When someone suffers a herniated disk in the neck, it means that the cartilage that lies between the vertebrae of the cervical spine has ruptured or torn, allowing the soft, inner layer of the cartilage to push out through the outer layer. Since there are eight pairs of nerves within this region of the spine that makes up the neck, a person can experience more than just neck pain from this condition, prompting a myriad of symptoms that most people wouldn't necessarily expect.
The majority of people who suffer from a herniated disk in the neck will experience some level of neck pain. With a total of seven vertebrae making up the cervical spine, this pain can be mild to severe, depending on the seriousness and location of the rupture as well as the way in which the body reacts to the herniation of the disk.

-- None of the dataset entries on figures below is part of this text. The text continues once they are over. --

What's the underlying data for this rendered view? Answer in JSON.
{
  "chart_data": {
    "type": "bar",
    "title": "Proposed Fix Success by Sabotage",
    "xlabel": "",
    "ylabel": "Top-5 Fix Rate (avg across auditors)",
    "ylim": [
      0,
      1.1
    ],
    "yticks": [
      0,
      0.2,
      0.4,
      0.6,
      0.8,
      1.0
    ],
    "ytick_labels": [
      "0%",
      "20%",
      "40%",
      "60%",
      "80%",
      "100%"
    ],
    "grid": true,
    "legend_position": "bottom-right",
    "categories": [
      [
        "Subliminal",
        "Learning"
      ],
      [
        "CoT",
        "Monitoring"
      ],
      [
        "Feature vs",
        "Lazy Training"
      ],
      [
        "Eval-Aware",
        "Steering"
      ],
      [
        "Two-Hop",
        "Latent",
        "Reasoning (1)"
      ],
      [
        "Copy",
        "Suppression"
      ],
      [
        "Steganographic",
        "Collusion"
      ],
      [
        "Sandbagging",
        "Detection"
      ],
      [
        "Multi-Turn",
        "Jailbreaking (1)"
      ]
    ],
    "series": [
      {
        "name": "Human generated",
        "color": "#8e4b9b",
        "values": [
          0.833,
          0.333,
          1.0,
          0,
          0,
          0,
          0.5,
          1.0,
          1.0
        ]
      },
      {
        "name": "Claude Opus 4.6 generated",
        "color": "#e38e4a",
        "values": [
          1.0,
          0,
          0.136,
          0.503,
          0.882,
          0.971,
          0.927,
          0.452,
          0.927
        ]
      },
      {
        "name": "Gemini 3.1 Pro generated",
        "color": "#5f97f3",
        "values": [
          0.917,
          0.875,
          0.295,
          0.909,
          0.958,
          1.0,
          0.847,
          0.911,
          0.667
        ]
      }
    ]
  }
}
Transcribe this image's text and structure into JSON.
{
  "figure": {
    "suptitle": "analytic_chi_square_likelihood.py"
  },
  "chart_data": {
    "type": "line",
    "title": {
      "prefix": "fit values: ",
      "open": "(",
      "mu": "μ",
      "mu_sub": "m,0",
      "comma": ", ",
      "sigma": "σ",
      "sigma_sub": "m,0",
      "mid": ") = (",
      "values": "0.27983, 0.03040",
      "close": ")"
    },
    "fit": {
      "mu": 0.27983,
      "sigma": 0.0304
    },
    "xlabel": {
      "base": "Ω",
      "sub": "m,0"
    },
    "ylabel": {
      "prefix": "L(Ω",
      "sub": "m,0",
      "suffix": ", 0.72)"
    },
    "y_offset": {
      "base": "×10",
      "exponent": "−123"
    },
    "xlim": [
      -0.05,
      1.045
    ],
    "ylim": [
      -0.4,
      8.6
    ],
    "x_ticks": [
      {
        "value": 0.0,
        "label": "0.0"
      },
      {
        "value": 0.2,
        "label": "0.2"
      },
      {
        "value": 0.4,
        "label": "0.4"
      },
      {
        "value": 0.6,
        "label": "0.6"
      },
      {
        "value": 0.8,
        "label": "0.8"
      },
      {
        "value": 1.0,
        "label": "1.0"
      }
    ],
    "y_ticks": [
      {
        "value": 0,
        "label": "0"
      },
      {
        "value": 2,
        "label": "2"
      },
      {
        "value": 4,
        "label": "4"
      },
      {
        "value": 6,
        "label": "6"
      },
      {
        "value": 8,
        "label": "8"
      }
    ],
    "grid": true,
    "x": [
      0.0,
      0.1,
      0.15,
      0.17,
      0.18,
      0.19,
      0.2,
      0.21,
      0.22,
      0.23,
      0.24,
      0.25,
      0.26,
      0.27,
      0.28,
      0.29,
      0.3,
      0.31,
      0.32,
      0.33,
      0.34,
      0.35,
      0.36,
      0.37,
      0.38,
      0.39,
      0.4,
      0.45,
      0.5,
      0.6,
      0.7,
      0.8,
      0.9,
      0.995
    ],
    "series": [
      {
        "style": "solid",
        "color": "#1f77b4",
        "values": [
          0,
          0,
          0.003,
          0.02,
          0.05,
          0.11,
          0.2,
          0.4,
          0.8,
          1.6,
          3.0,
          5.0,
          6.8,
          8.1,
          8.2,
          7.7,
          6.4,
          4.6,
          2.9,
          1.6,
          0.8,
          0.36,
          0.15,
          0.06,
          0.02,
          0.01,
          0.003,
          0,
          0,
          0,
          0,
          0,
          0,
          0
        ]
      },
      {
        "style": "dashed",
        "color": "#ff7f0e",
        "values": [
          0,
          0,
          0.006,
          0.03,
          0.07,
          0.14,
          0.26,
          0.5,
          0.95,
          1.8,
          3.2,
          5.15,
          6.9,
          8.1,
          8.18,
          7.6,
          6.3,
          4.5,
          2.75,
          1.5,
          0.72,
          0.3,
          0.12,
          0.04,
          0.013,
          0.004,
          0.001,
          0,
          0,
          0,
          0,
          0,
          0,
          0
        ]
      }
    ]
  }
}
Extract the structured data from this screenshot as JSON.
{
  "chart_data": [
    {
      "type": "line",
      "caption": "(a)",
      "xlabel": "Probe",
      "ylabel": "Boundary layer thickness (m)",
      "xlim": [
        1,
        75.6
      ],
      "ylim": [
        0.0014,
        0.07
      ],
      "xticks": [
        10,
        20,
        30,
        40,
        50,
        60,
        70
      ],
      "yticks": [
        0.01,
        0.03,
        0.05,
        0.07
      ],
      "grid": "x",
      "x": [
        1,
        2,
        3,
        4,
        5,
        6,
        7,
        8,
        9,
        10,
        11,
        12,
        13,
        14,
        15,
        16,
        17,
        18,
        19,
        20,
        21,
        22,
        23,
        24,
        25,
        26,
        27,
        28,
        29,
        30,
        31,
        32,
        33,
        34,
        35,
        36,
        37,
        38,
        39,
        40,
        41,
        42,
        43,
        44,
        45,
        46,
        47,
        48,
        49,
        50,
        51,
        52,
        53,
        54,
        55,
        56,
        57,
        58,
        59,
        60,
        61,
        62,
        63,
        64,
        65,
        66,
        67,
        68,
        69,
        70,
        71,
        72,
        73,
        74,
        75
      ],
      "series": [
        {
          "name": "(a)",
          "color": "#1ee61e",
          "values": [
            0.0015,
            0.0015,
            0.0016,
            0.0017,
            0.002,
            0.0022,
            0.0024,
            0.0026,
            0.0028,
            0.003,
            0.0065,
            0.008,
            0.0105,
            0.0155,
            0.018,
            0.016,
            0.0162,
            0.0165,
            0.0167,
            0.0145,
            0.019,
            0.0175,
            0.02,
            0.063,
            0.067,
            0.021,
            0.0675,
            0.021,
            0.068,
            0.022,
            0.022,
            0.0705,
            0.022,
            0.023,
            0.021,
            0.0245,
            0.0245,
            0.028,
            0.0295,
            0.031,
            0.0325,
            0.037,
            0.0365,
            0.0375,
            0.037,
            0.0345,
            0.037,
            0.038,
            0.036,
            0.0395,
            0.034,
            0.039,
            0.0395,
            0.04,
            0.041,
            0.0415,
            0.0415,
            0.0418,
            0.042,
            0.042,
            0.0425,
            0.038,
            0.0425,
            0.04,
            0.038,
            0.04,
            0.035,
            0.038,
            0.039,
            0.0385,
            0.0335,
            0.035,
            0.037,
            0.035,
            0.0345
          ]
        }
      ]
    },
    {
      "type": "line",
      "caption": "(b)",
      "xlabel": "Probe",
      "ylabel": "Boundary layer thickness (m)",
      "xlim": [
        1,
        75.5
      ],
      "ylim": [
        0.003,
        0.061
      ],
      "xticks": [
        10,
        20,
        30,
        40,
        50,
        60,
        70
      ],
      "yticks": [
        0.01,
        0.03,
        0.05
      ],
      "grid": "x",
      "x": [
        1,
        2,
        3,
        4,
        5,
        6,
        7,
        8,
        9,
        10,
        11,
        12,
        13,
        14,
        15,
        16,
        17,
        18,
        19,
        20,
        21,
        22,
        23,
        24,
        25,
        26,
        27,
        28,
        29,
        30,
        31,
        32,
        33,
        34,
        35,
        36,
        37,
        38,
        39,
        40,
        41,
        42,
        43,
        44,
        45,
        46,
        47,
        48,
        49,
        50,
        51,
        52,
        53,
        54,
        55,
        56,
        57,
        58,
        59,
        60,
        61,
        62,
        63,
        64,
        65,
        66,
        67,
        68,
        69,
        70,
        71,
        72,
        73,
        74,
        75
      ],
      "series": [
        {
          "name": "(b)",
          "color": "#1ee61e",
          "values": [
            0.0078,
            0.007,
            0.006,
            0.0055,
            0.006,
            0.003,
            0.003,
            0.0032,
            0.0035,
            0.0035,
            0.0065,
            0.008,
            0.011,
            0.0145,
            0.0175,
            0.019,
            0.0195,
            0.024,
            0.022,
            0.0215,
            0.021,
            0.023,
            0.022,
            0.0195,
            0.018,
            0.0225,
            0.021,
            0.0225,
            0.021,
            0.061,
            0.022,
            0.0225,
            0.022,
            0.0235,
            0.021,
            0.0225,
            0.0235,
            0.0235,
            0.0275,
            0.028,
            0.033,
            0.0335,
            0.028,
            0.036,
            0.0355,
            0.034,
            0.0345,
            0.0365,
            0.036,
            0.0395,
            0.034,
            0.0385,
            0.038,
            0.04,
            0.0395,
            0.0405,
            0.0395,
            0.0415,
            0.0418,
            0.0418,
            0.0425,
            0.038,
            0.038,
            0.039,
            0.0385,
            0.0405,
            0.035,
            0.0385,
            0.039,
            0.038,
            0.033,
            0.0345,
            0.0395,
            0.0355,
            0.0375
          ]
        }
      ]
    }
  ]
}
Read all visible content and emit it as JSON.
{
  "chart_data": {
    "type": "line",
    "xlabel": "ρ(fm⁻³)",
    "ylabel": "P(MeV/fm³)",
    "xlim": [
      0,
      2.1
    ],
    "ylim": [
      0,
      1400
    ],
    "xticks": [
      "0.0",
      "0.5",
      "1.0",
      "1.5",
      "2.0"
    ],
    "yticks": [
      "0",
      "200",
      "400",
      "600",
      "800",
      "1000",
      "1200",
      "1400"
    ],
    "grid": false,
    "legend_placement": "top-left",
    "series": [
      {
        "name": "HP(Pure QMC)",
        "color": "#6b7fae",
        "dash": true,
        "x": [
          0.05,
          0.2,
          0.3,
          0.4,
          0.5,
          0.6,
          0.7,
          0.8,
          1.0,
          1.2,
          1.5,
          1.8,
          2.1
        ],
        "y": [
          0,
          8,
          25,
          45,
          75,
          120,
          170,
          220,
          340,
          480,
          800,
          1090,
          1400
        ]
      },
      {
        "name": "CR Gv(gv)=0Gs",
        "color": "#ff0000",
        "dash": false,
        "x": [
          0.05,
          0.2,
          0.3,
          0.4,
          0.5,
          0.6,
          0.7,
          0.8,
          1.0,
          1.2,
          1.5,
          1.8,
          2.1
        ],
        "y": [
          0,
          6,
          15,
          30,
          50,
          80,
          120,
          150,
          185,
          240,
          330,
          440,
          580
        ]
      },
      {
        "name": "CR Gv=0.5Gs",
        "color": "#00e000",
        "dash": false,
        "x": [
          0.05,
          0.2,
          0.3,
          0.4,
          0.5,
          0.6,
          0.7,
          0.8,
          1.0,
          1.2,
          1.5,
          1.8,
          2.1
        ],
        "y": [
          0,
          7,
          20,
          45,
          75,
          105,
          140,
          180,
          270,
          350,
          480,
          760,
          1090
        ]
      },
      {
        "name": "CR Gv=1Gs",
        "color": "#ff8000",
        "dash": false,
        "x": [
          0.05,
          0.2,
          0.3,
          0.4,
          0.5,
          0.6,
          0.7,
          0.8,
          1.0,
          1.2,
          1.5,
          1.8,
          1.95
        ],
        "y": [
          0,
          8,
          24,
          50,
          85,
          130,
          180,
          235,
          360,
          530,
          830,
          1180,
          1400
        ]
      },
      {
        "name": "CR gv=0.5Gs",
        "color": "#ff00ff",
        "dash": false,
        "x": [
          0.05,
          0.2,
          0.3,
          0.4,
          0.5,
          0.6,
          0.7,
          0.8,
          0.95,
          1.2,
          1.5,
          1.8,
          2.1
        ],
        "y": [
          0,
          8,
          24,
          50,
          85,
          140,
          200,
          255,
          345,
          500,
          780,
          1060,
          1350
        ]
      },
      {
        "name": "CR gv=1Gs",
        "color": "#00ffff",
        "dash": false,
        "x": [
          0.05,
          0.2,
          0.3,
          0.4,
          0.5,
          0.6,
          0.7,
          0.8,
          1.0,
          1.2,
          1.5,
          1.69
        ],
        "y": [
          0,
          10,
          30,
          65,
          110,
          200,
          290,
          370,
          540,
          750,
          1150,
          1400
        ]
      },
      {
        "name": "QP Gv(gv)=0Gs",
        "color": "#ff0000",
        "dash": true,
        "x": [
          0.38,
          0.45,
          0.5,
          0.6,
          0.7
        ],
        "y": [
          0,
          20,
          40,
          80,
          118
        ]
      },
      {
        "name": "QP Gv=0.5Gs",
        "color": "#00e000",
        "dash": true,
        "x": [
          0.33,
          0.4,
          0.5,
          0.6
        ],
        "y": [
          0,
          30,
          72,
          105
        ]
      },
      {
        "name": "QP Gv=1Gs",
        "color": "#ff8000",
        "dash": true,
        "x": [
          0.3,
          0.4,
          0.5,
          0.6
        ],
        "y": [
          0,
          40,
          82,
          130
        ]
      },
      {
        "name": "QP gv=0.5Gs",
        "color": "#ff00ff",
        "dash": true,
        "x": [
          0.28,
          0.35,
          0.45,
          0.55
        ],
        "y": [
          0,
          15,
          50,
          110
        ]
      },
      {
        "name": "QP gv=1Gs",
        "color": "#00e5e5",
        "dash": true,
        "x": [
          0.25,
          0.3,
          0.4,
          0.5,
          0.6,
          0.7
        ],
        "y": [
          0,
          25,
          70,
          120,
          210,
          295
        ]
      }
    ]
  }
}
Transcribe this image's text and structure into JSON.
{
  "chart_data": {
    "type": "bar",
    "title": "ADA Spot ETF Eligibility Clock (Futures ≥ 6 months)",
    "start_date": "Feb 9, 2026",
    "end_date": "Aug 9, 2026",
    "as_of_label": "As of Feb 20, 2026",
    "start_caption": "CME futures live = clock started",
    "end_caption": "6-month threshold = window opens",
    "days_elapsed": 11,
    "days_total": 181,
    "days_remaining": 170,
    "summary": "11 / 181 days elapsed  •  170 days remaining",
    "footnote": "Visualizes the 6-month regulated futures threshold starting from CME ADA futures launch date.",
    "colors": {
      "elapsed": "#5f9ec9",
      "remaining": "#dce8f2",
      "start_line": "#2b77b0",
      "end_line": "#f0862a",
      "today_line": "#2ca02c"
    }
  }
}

With the number of nerves located in the neck, a person with a herniated disk can suffer from a neighboring pain. This pain may start out in the neck and emanate out into the shoulders and back as well as down into the arms, hands and even fingers. It may also be isolated to just the shoulders, between the shoulder blades or within one or both arms. It really depends on the nerves that are "pinched" by the herniation. And much like the neck pain itself, neighboring pain can run from a dull throb to a sharp, shooting ache.
Since the potential of a nerve being "pinched" is much greater with a herniated disk, it is also possible for some people to experience some numbness. This particular symptom may or may not be accompanied by pain, but will feel as if there is a lack of sensation within the neck, arms, shoulder or back or as if the affected area has fallen asleep.
For some people, a herniated disk within the neck can cause a symptom that is best described as a tingling or prickly sensation within the region of the body connected to the pinched nerve. Normally, the tingling or prickling will run down the arm and sometimes into the fingertips. But, it is completely possible to experience this same sensation within the neck itself, across the shoulders or down into the back.
Depending on the severity of herniation and intensity of pressure, a person may also experience a certain amount of weakness from a herniated disk in the neck. When this particular symptom is present, weakness can be felt in the arms and hands, manifesting as a difficulty moving these extremities or even holding and carrying objects. If a compression has occurred from the herniation, a person's ability to walk may become somewhat impaired.